La vulvodinia colpisce il 12-15% delle donne nel corso della loro vita: si tratta quindi di un disturbo diffuso, che ogni medico di famiglia, ogni ginecologo può osservare nella propria pratica clinica quotidiana. La vulvodinia, pur essendo una patologia frequente, può rimanere non diagnosticata e non curata per anni. Questa forma di dolore è trascurata dalla maggior parte dei medici perché viene percepita come difficile da affrontare, oppure come “psicogena”, e quindi di competenza dello psicologo. Va invece affermato con chiarezza che questa è una lettura obsoleta della patologia: la vulvodinia è un disturbo con solidissime basi biologiche che ricadono nell’ambito della competenza medica. Infine, come ogni tipo di dolore, la vulvodinia può essere multifattoriale e la diagnosi richiede un ascolto attento dei sintomi riportati dalla donna, un’analisi accurata dei segni clinici che essa presenta, una conoscenza approfondita dei meccanismi fisiopatologici della malattia, e una particolare attenzione alle frequenti comorbilità – mediche e sessuali – a cui il dolore vulvare si può associare.

La nostra storia…

L’Associazione Italiana Vulvodinia – AIV Onlus nasce nel 2006 grazie all’esperienza di alcuni medici e operatori sanitari, e alla determinazione di un gruppo di donne – pazienti e non – che hanno scelto di impegnarsi per aiutare altre donne ad arrivare a una diagnosi corretta e a una cura adeguata.

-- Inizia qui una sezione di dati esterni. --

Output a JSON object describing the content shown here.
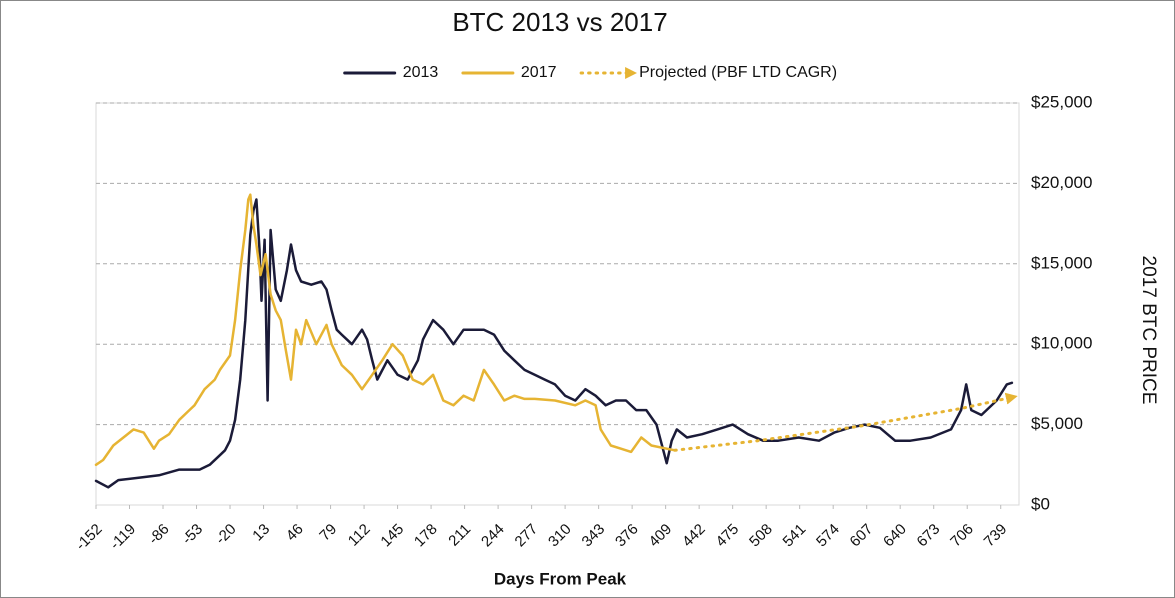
{
  "chart_data": {
    "type": "line",
    "title": "BTC 2013 vs 2017",
    "x_label": "Days From Peak",
    "y_label": "2017 BTC PRICE",
    "xlim": [
      -152,
      757
    ],
    "xticks": [
      -152,
      -119,
      -86,
      -53,
      -20,
      13,
      46,
      79,
      112,
      145,
      178,
      211,
      244,
      277,
      310,
      343,
      376,
      409,
      442,
      475,
      508,
      541,
      574,
      607,
      640,
      673,
      706,
      739
    ],
    "ylim": [
      0,
      25000
    ],
    "yticks": [
      {
        "value": 0,
        "label": "$0"
      },
      {
        "value": 5000,
        "label": "$5,000"
      },
      {
        "value": 10000,
        "label": "$10,000"
      },
      {
        "value": 15000,
        "label": "$15,000"
      },
      {
        "value": 20000,
        "label": "$20,000"
      },
      {
        "value": 25000,
        "label": "$25,000"
      }
    ],
    "y_axis_side": "right",
    "grid": true,
    "legend": "top",
    "series": [
      {
        "name": "2013",
        "color": "#1b1b38",
        "dash": "solid",
        "x": [
          -152,
          -140,
          -130,
          -110,
          -90,
          -70,
          -50,
          -40,
          -30,
          -25,
          -20,
          -15,
          -10,
          -5,
          0,
          3,
          6,
          9,
          11,
          14,
          17,
          20,
          25,
          30,
          36,
          40,
          45,
          50,
          60,
          70,
          75,
          80,
          85,
          90,
          100,
          110,
          115,
          120,
          125,
          135,
          145,
          155,
          165,
          170,
          175,
          180,
          190,
          200,
          210,
          220,
          230,
          240,
          250,
          260,
          270,
          280,
          290,
          300,
          310,
          320,
          330,
          340,
          350,
          360,
          370,
          380,
          390,
          400,
          410,
          415,
          420,
          430,
          445,
          460,
          475,
          490,
          505,
          520,
          540,
          560,
          575,
          590,
          605,
          620,
          635,
          650,
          670,
          690,
          700,
          705,
          710,
          720,
          735,
          745,
          750
        ],
        "values": [
          1500,
          1100,
          1550,
          1700,
          1850,
          2200,
          2200,
          2500,
          3100,
          3400,
          4000,
          5300,
          7800,
          11500,
          16800,
          18300,
          19000,
          15900,
          12700,
          16500,
          6500,
          17100,
          13400,
          12700,
          14600,
          16200,
          14600,
          13900,
          13700,
          13900,
          13400,
          12100,
          10900,
          10600,
          10000,
          10900,
          10300,
          9000,
          7800,
          9000,
          8100,
          7800,
          9000,
          10300,
          10900,
          11500,
          10900,
          10000,
          10900,
          10900,
          10900,
          10600,
          9600,
          9000,
          8400,
          8100,
          7800,
          7500,
          6800,
          6500,
          7200,
          6800,
          6200,
          6500,
          6500,
          5900,
          5900,
          5000,
          2600,
          4000,
          4700,
          4200,
          4400,
          4700,
          5000,
          4400,
          4000,
          4000,
          4200,
          4000,
          4500,
          4800,
          5000,
          4800,
          4000,
          4000,
          4200,
          4700,
          5900,
          7500,
          5900,
          5600,
          6500,
          7500,
          7600
        ]
      },
      {
        "name": "2017",
        "color": "#e6b433",
        "dash": "solid",
        "x": [
          -152,
          -145,
          -135,
          -125,
          -115,
          -105,
          -95,
          -90,
          -80,
          -70,
          -60,
          -55,
          -45,
          -35,
          -30,
          -20,
          -15,
          -10,
          -5,
          -2,
          0,
          3,
          6,
          10,
          15,
          20,
          25,
          30,
          35,
          40,
          45,
          50,
          55,
          65,
          75,
          80,
          90,
          100,
          110,
          120,
          130,
          140,
          150,
          160,
          170,
          180,
          190,
          200,
          210,
          220,
          230,
          240,
          250,
          260,
          270,
          280,
          300,
          320,
          330,
          340,
          345,
          355,
          365,
          375,
          385,
          395,
          410,
          418
        ],
        "values": [
          2500,
          2800,
          3700,
          4200,
          4700,
          4500,
          3500,
          4000,
          4400,
          5300,
          5900,
          6200,
          7200,
          7800,
          8400,
          9300,
          11500,
          14600,
          17100,
          19000,
          19300,
          17400,
          16200,
          14300,
          15600,
          13100,
          12100,
          11500,
          9600,
          7800,
          10900,
          10000,
          11500,
          10000,
          11200,
          10000,
          8700,
          8100,
          7200,
          8100,
          9000,
          10000,
          9300,
          7800,
          7500,
          8100,
          6500,
          6200,
          6800,
          6500,
          8400,
          7500,
          6500,
          6800,
          6600,
          6600,
          6500,
          6200,
          6500,
          6200,
          4700,
          3700,
          3500,
          3300,
          4200,
          3700,
          3500,
          3400
        ]
      },
      {
        "name": "Projected (PBF LTD CAGR)",
        "color": "#e6b433",
        "dash": "dotted",
        "x": [
          418,
          500,
          600,
          700,
          750
        ],
        "values": [
          3400,
          4000,
          4900,
          6000,
          6700
        ]
      }
    ]
  }
}
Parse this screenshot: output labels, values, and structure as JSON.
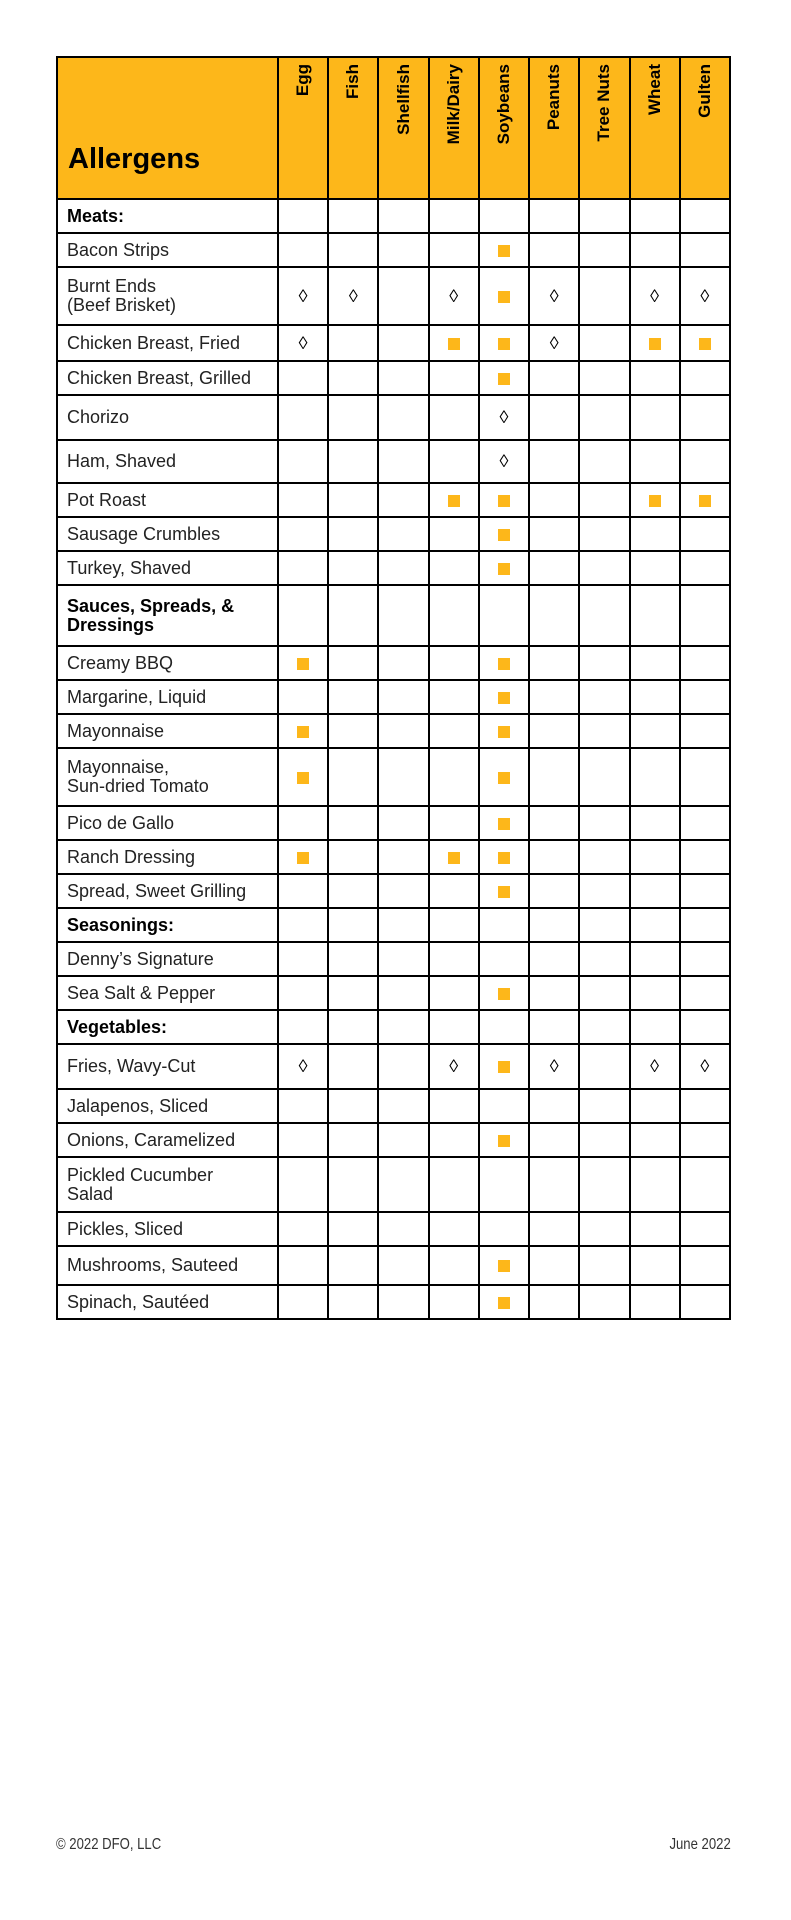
{
  "table": {
    "title": "Allergens",
    "allergens": [
      "Egg",
      "Fish",
      "Shellfish",
      "Milk/Dairy",
      "Soybeans",
      "Peanuts",
      "Tree Nuts",
      "Wheat",
      "Gulten"
    ],
    "rows": [
      {
        "name": "Meats:",
        "section": true,
        "marks": [
          "",
          "",
          "",
          "",
          "",
          "",
          "",
          "",
          ""
        ]
      },
      {
        "name": "Bacon Strips",
        "marks": [
          "",
          "",
          "",
          "",
          "square",
          "",
          "",
          "",
          ""
        ]
      },
      {
        "name": "Burnt Ends\n(Beef Brisket)",
        "marks": [
          "diamond",
          "diamond",
          "",
          "diamond",
          "square",
          "diamond",
          "",
          "diamond",
          "diamond"
        ]
      },
      {
        "name": "Chicken Breast, Fried",
        "marks": [
          "diamond",
          "",
          "",
          "square",
          "square",
          "diamond",
          "",
          "square",
          "square"
        ]
      },
      {
        "name": "Chicken Breast, Grilled",
        "marks": [
          "",
          "",
          "",
          "",
          "square",
          "",
          "",
          "",
          ""
        ]
      },
      {
        "name": "Chorizo",
        "marks": [
          "",
          "",
          "",
          "",
          "diamond",
          "",
          "",
          "",
          ""
        ]
      },
      {
        "name": "Ham, Shaved",
        "marks": [
          "",
          "",
          "",
          "",
          "diamond",
          "",
          "",
          "",
          ""
        ]
      },
      {
        "name": "Pot Roast",
        "marks": [
          "",
          "",
          "",
          "square",
          "square",
          "",
          "",
          "square",
          "square"
        ]
      },
      {
        "name": "Sausage Crumbles",
        "marks": [
          "",
          "",
          "",
          "",
          "square",
          "",
          "",
          "",
          ""
        ]
      },
      {
        "name": "Turkey, Shaved",
        "marks": [
          "",
          "",
          "",
          "",
          "square",
          "",
          "",
          "",
          ""
        ]
      },
      {
        "name": "Sauces, Spreads, &\nDressings",
        "section": true,
        "marks": [
          "",
          "",
          "",
          "",
          "",
          "",
          "",
          "",
          ""
        ]
      },
      {
        "name": "Creamy BBQ",
        "marks": [
          "square",
          "",
          "",
          "",
          "square",
          "",
          "",
          "",
          ""
        ]
      },
      {
        "name": "Margarine, Liquid",
        "marks": [
          "",
          "",
          "",
          "",
          "square",
          "",
          "",
          "",
          ""
        ]
      },
      {
        "name": "Mayonnaise",
        "marks": [
          "square",
          "",
          "",
          "",
          "square",
          "",
          "",
          "",
          ""
        ]
      },
      {
        "name": "Mayonnaise,\nSun-dried Tomato",
        "marks": [
          "square",
          "",
          "",
          "",
          "square",
          "",
          "",
          "",
          ""
        ]
      },
      {
        "name": "Pico de Gallo",
        "marks": [
          "",
          "",
          "",
          "",
          "square",
          "",
          "",
          "",
          ""
        ]
      },
      {
        "name": "Ranch Dressing",
        "marks": [
          "square",
          "",
          "",
          "square",
          "square",
          "",
          "",
          "",
          ""
        ]
      },
      {
        "name": "Spread, Sweet Grilling",
        "marks": [
          "",
          "",
          "",
          "",
          "square",
          "",
          "",
          "",
          ""
        ]
      },
      {
        "name": "Seasonings:",
        "section": true,
        "marks": [
          "",
          "",
          "",
          "",
          "",
          "",
          "",
          "",
          ""
        ]
      },
      {
        "name": "Denny’s Signature",
        "marks": [
          "",
          "",
          "",
          "",
          "",
          "",
          "",
          "",
          ""
        ]
      },
      {
        "name": "Sea Salt & Pepper",
        "marks": [
          "",
          "",
          "",
          "",
          "square",
          "",
          "",
          "",
          ""
        ]
      },
      {
        "name": "Vegetables:",
        "section": true,
        "marks": [
          "",
          "",
          "",
          "",
          "",
          "",
          "",
          "",
          ""
        ]
      },
      {
        "name": "Fries, Wavy-Cut",
        "marks": [
          "diamond",
          "",
          "",
          "diamond",
          "square",
          "diamond",
          "",
          "diamond",
          "diamond"
        ]
      },
      {
        "name": "Jalapenos, Sliced",
        "marks": [
          "",
          "",
          "",
          "",
          "",
          "",
          "",
          "",
          ""
        ]
      },
      {
        "name": "Onions, Caramelized",
        "marks": [
          "",
          "",
          "",
          "",
          "square",
          "",
          "",
          "",
          ""
        ]
      },
      {
        "name": "Pickled Cucumber\nSalad",
        "marks": [
          "",
          "",
          "",
          "",
          "",
          "",
          "",
          "",
          ""
        ]
      },
      {
        "name": "Pickles, Sliced",
        "marks": [
          "",
          "",
          "",
          "",
          "",
          "",
          "",
          "",
          ""
        ]
      },
      {
        "name": "Mushrooms, Sauteed",
        "marks": [
          "",
          "",
          "",
          "",
          "square",
          "",
          "",
          "",
          ""
        ]
      },
      {
        "name": "Spinach, Sautéed",
        "marks": [
          "",
          "",
          "",
          "",
          "square",
          "",
          "",
          "",
          ""
        ]
      }
    ],
    "mark_symbols": {
      "diamond": "◊"
    },
    "mark_color": "#FDB71A"
  },
  "footer": {
    "copyright": "© 2022 DFO, LLC",
    "date": "June 2022"
  }
}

Lo scopo dell’Associazione è quello di aiutare le donne e i propri partner a condividere il peso della vulvodinia per superarne i disagi.

AIV Onlus lavora per:

  • far conoscere la patologia;
  • aiutare i medici a individuarla e curarla;
  • dare strumenti utili alle donne che ne soffrono, per parlare, confrontarsi e superare le difficoltà;
  • studiarla con metodo, valutandone la diffusione e sperimentando terapie efficaci.

Fin dalla sua nascita l’Associazione ha scelto di dotarsi di un Comitato Scientifico. Questo è un tratto distintivo che sottolinea la presenza di personale medico e sanitario che si dedica costantemente anche alla ricerca.